Hikayenin başından sonuna kadar içli içli okumak sıktığı için, dudaklarımdan dökülen kelimeler eşref saatime denk gelmişti.
"Bu hikaye, öyle ya da böyle mutlu sonla bitecek."
Bu zamana kadar yazılan en büyük hikayelerin aşk hikayeleri olduğunu düşünürdüm hep.
Her genç kız sevgilisinden acı bir ayrılık yaşadığında elinde fosforlu kalemiyle o en sevdiği aşk romanına koşar, beğendiği mısraları instagramdaki fotoğrafının altına yazmak için üstünü çizer diye. Yanılmamışım.
Bu hikayenin son kahramanı belli değilse, ilk kahramanı hiç belli değil.
Bölük pörçük bir hikaye, yanlış kişilere duyulan sevgiler. Ayrılamam korkusu, alışılmışlık yalanı. "Ben onu asla unutamam" diyerek kendini kandıran bir kızın gerçek aşkı arama yolculuğu.
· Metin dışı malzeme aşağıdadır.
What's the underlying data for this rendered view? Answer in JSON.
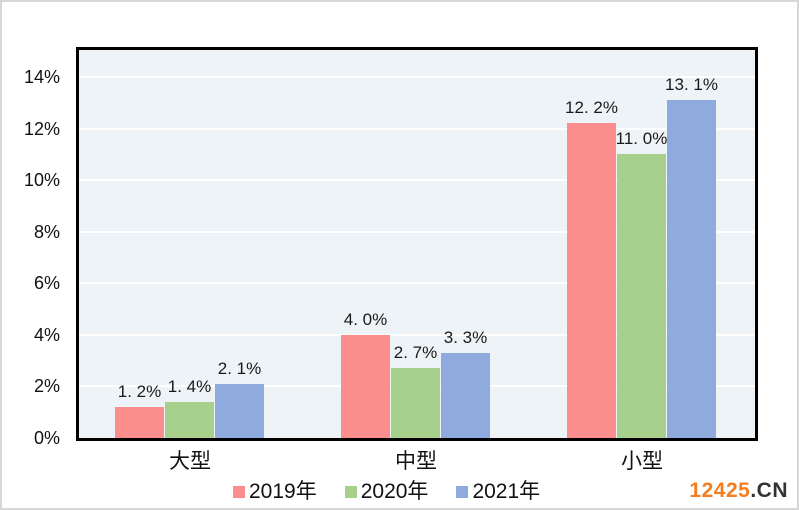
{
  "page": {
    "background_color": "#ffffff",
    "outer_border_color": "#d5d7d9"
  },
  "watermark": {
    "prefix": "12425",
    "suffix": ".CN",
    "prefix_color": "#f57d1f",
    "suffix_color": "#333333"
  },
  "chart_data": {
    "type": "bar",
    "title": "",
    "xlabel": "",
    "ylabel": "",
    "categories": [
      "大型",
      "中型",
      "小型"
    ],
    "series": [
      {
        "name": "2019年",
        "color": "#fc8d8d",
        "values": [
          1.2,
          4.0,
          12.2
        ],
        "labels": [
          "1. 2%",
          "4. 0%",
          "12. 2%"
        ]
      },
      {
        "name": "2020年",
        "color": "#a8d08d",
        "values": [
          1.4,
          2.7,
          11.0
        ],
        "labels": [
          "1. 4%",
          "2. 7%",
          "11. 0%"
        ]
      },
      {
        "name": "2021年",
        "color": "#8faadc",
        "values": [
          2.1,
          3.3,
          13.1
        ],
        "labels": [
          "2. 1%",
          "3. 3%",
          "13. 1%"
        ]
      }
    ],
    "y_axis": {
      "min": 0,
      "max": 14,
      "step": 2,
      "tick_suffix": "%",
      "ticks": [
        "0%",
        "2%",
        "4%",
        "6%",
        "8%",
        "10%",
        "12%",
        "14%"
      ]
    },
    "grid": true,
    "gridline_color": "#ffffff",
    "plot_background": "#edf3f7",
    "plot_border_color": "#000000",
    "legend_position": "bottom",
    "data_labels": "outside-end"
  }
}
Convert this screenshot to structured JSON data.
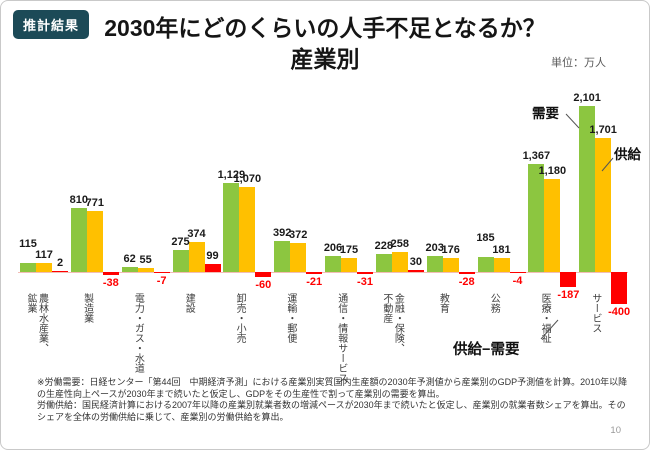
{
  "badge": "推計結果",
  "title": "2030年にどのくらいの人手不足となるか？\n産業別",
  "unit_label": "単位：万人",
  "page_number": "10",
  "legend": {
    "demand": "需要",
    "supply": "供給",
    "gap": "供給−需要"
  },
  "colors": {
    "demand": "#8CC640",
    "supply": "#FFC000",
    "gap": "#FF0000",
    "axis_line": "#F2BDB6",
    "badge_bg": "#1C4A57",
    "negative_label": "#FF0000",
    "value_label": "#1a1a1a"
  },
  "footnotes": [
    "※労働需要：日経センター「第44回　中期経済予測」における産業別実質国内生産額の2030年予測値から産業別のGDP予測値を計算。2010年以降",
    "の生産性向上ペースが2030年まで続いたと仮定し、GDPをその生産性で割って産業別の需要を算出。",
    "労働供給：国民経済計算における2007年以降の産業別就業者数の増減ペースが2030年まで続いたと仮定し、産業別の就業者数シェアを算出。その",
    "シェアを全体の労働供給に乗じて、産業別の労働供給を算出。"
  ],
  "chart_data": {
    "type": "bar",
    "title": "2030年にどのくらいの人手不足となるか？ 産業別",
    "unit": "万人",
    "xlabel": "産業",
    "ylabel": "万人",
    "ylim": [
      -450,
      2200
    ],
    "grid": false,
    "legend_position": "annotated-callouts",
    "categories": [
      "農林水産業、\n鉱業",
      "製造業",
      "電力・ガス・水道",
      "建設",
      "卸売・小売",
      "運輸・郵便",
      "通信・情報サービス",
      "金融・保険、\n不動産",
      "教育",
      "公務",
      "医療・福祉",
      "サービス"
    ],
    "series": [
      {
        "name": "需要",
        "color": "#8CC640",
        "values": [
          115,
          810,
          62,
          275,
          1129,
          392,
          206,
          228,
          203,
          185,
          1367,
          2101
        ]
      },
      {
        "name": "供給",
        "color": "#FFC000",
        "values": [
          117,
          771,
          55,
          374,
          1070,
          372,
          175,
          258,
          176,
          181,
          1180,
          1701
        ]
      },
      {
        "name": "供給−需要",
        "color": "#FF0000",
        "values": [
          2,
          -38,
          -7,
          99,
          -60,
          -21,
          -31,
          30,
          -28,
          -4,
          -187,
          -400
        ]
      }
    ]
  }
}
"Farkında olmadığım ve artık umursamadığım benliğim beni dürtüp ondan ayrılmam gerektiğini söylese de yaşananlara, yaşanacaklara ve de yaşanmamış tüm anılara rağmen susuyordum. Nasılsa gerçek olan buydu ve o aşk masalları sadece bir avuntudan ibaretti."